A significant problem in international development is an inequality in influence between different actors in the ecosystem.

Often major donor agencies and implementers have a significant role in shaping the priorities and practice of development, with NGOs based in-country, grassroots organisations, and the people that programmes are designed to benefit have less power to shape the sector. 

As we’ve explored throughout the module, one of the major challenges with AI is its potential to perpetuate and lock in these biases. In many cases, there is a disparity between data-rich and data-poor organisations which mirrors the inequalities of influence in the sector at large. When developing LLMs you need a lot of data to build a working use case, which means we run the risk of only creating tools which are available to and based on the perspective of big international development actors.

Bias

One of the ways the challenge of bias manifested itself in the tool DevelopMetrics built for ITR was the fact that their tool was trained exclusively on USAID data, and consequently only presented USAID perspectives. A suggestion that a particular intervention was successful or unsuccessful didn’t necessarily indicate that an intervention was or wasn’t worth implementing. Rather, it suggested that a consensus has been reached by a group of professionals with a similar background, working in a similar context, with similar professional experiences.

DevelopMetrics approach was a combination of mitigation, education and recognition:

  • Mitigating where the data could be trained differently to prevent certain perspectives from being sidelined. 

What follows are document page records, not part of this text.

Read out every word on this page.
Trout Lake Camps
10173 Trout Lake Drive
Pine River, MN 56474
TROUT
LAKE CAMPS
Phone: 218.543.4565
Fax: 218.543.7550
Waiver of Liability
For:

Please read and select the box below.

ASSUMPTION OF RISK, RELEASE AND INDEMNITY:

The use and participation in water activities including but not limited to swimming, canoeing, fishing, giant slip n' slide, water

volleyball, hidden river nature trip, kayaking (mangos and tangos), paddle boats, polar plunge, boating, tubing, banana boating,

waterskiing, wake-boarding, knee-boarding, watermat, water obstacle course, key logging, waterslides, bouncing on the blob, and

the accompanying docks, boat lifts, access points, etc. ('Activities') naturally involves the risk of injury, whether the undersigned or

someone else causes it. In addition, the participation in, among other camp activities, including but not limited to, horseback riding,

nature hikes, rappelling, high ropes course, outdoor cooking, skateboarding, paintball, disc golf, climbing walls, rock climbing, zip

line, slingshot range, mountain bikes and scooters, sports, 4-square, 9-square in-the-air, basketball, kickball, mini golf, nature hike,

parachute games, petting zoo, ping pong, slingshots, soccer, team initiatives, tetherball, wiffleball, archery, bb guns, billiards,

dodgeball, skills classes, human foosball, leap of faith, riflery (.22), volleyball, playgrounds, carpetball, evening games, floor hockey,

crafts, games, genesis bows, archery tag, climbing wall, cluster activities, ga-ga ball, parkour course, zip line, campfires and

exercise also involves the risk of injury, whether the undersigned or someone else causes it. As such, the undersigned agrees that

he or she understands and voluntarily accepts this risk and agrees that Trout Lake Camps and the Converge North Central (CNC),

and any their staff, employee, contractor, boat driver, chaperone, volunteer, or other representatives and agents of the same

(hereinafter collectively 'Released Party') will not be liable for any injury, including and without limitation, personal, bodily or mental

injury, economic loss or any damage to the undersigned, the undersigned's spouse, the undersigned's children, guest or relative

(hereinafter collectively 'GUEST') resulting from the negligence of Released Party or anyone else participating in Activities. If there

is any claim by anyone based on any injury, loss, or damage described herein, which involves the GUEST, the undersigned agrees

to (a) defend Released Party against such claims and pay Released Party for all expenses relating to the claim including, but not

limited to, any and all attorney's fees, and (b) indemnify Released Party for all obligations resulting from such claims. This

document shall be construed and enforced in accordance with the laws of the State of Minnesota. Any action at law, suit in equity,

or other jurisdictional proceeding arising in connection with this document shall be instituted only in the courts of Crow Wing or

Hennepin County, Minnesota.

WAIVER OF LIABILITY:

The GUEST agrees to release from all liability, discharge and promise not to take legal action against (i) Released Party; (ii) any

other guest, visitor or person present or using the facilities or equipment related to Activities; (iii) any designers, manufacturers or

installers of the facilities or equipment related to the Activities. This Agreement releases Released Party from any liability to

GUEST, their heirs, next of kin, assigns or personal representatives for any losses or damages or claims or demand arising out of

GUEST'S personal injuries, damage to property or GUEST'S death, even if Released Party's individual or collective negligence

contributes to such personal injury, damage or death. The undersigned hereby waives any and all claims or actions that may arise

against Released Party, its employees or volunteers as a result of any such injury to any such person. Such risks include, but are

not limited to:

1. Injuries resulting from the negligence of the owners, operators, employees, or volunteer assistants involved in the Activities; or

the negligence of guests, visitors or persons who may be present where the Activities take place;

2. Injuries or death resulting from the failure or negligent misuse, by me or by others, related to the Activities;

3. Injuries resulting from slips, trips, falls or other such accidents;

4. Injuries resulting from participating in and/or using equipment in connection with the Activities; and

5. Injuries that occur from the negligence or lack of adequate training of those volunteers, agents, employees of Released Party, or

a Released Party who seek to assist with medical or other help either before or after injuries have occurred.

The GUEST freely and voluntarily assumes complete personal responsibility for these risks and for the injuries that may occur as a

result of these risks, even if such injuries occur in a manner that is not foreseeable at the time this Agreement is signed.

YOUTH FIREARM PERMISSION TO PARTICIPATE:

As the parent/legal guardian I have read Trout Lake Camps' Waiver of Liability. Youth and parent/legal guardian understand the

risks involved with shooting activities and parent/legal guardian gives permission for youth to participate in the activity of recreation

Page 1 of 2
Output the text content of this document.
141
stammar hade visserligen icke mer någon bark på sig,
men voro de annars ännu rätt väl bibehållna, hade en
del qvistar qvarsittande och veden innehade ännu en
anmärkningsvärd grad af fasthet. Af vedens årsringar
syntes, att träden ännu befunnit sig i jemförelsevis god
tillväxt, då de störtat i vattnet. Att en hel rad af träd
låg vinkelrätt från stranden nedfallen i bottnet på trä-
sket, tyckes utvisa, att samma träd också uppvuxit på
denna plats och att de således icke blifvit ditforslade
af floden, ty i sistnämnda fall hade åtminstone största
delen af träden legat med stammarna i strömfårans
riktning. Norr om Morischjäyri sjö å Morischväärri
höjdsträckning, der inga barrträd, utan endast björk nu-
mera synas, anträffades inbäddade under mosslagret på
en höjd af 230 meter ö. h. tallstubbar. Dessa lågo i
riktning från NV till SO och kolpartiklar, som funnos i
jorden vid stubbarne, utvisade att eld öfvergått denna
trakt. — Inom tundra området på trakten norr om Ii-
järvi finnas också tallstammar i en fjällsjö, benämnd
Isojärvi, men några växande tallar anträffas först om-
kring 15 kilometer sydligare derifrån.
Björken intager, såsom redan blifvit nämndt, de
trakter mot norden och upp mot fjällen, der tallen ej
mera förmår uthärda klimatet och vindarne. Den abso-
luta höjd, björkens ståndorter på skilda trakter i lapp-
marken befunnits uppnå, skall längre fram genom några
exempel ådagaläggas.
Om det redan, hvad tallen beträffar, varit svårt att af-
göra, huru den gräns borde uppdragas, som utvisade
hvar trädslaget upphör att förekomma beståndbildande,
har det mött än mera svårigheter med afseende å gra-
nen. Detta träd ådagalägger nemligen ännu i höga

  • Educating users to understand the biases of the tool so that they took them into careful consideration when using the tool to make decisions.

  • Recognition of where the data simply wasn’t available to raise the profile of specific perspectives in the tool. 

Some of the approaches to mitigating bias that we’ve explored throughout the module, such as finding augmented or synthetic data, weren’t appropriate in this context. A synthesised dataset, which aimed to replicate the perspective of different actors through the data they did have available, would have created a misinformation challenge and potentially glossed over the challenge of bias rather than address it. The misinformation risk arises because they needed to have a direct connection between the data and the results of users’ searches. With synthetic data, it can become unclear whether the data being drawn on comes from a genuine source or part of the synthesised dataset. With a synthetic dataset, you are not necessarily creating data which genuinely represents the views of the perspective you’re trying to emphasise, but rather an approximation of that perspective based on what data you already have. Ultimately, it's important to recognise biases and their influence.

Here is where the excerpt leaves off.